In between these questions there were others that he expanded more upon: advocating passionately for longer camps, talking about how the other no. 9s in the country offered different skills and threats for the coach to choose from depending on what was needed, speaking on the advantages of the “modern thing” of having specialists like psychologists. Yet despite his continued pleas, the questions on the ‘last game™’ kept flowing in.
Of course, Chhetri would have known this was going to be the case, and by now resigned to his fate, he sighed. “I’ve been here [for an India PC] many times, in front of you guys many a time… and I’m highly grateful. But it’s time, it’s the right time. This is one of the biggest games that I am going to play in. There couldn’t be a better game for me to call it my last.
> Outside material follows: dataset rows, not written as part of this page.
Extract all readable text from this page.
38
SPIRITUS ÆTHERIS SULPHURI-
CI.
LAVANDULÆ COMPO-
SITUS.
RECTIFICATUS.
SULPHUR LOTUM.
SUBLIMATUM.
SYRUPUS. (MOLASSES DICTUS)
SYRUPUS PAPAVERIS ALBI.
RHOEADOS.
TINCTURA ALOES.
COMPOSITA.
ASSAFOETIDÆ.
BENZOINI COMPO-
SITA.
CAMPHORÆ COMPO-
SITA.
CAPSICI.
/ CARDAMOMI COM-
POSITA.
I am in peace from inside, I’ve given it whatever I’ve had.”
It’s then that he added something that highlighted just how much higher he placed the team than himself, how much more he cared about the success of the collective than any individual milestone. “Kuwait vs India in the second round, this is what we get [points at packed room], imagine third round we play against Japan. Just imagine what it’s going to be like?” The scorer of 37% of all of India’s goals over the past 19 years (49% over the last five), Chhetri knows perfectly well that India’s progress is heavily dependent on him, and that his decision means he won’t be around to taste it personally… but to him, that didn’t matter one jot.
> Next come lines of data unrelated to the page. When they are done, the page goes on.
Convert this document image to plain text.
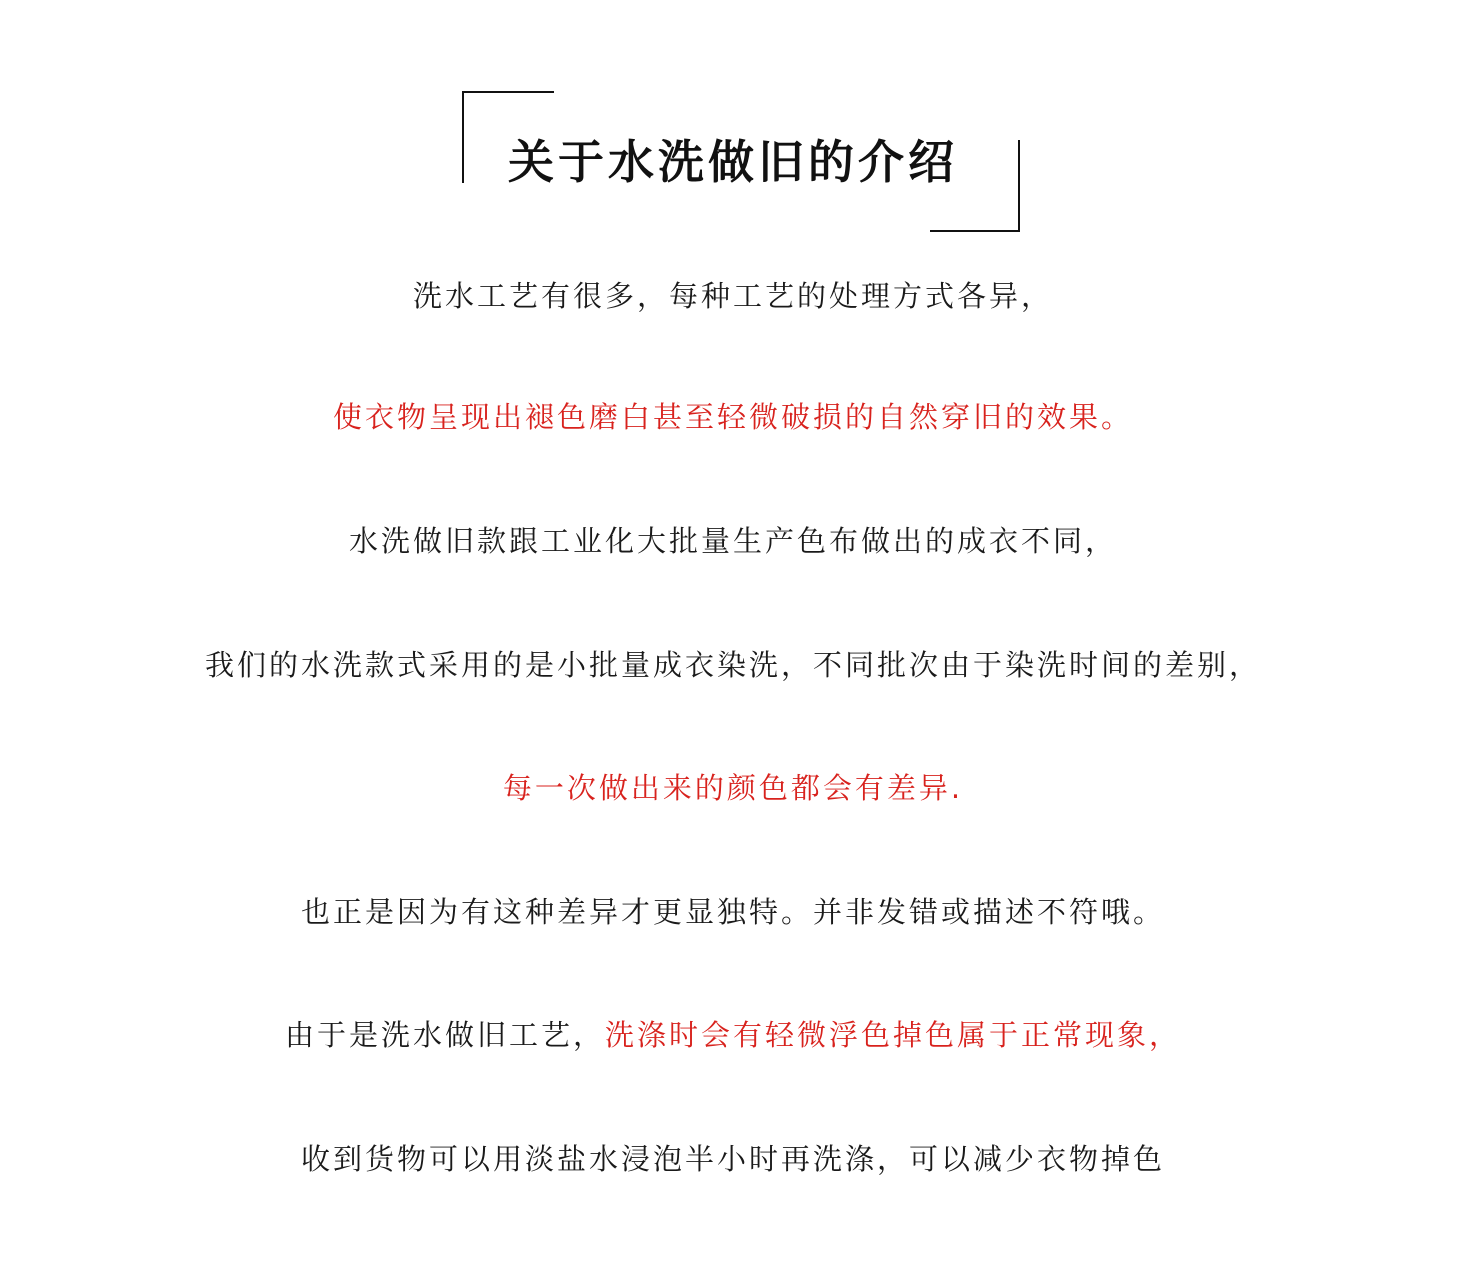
关于水洗做旧的介绍
洗水工艺有很多，每种工艺的处理方式各异，
使衣物呈现出褪色磨白甚至轻微破损的自然穿旧的效果。
水洗做旧款跟工业化大批量生产色布做出的成衣不同，
我们的水洗款式采用的是小批量成衣染洗，不同批次由于染洗时间的差别，
每一次做出来的颜色都会有差异.
也正是因为有这种差异才更显独特。并非发错或描述不符哦。
由于是洗水做旧工艺，洗涤时会有轻微浮色掉色属于正常现象，
收到货物可以用淡盐水浸泡半小时再洗涤，可以减少衣物掉色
“It’s not about me,” he said in response to another query about him scoring on debut and possibly in his farewell. “It wasn’t about me. It’ll never be about me. I would love to get a 1-0, and I don’t care if Gurpreet or Amrinder scores. I don’t think you understand how big it’s gonna be… it’s huge. Playing the third round… it doesn’t matter, anyone scores.”
The PC lasted 33 odd minutes, and Chhetri kept the mood light, and the media hanging on to his every word — ribbing a young reporter for looking at his phone while asking a question, answering one about what maidan great (and his father-in-law) Subrata Bhattacharya’s advice had been with a ‘take care of my daughter’, decrying any thought of getting into coaching by saying “Five years back this man [Stimac] was very good looking, young…look at him now”, and saying all he wanted from the game was two things: “a cleansheet and a win.” But the best was when he was asked about what the strikers in the team thought of his retirement with “they can’t wait for me to go. They tell me ‘You’ve already promised us, don’t come back again now, uh’. Trust me, they can’t wait.”
There were more shouts of “Sunil, Sunil, captain,” but with time running out, the media officer called it a day. Which is when, as applause filled the room, almost all present joining in, Chhetri allowed himself a smile, a slight hint of pride in it… in his last pre-match press conference, he’d knocked it out of the park. Of course he had. The real deal now awaits on the pitch on Thursday.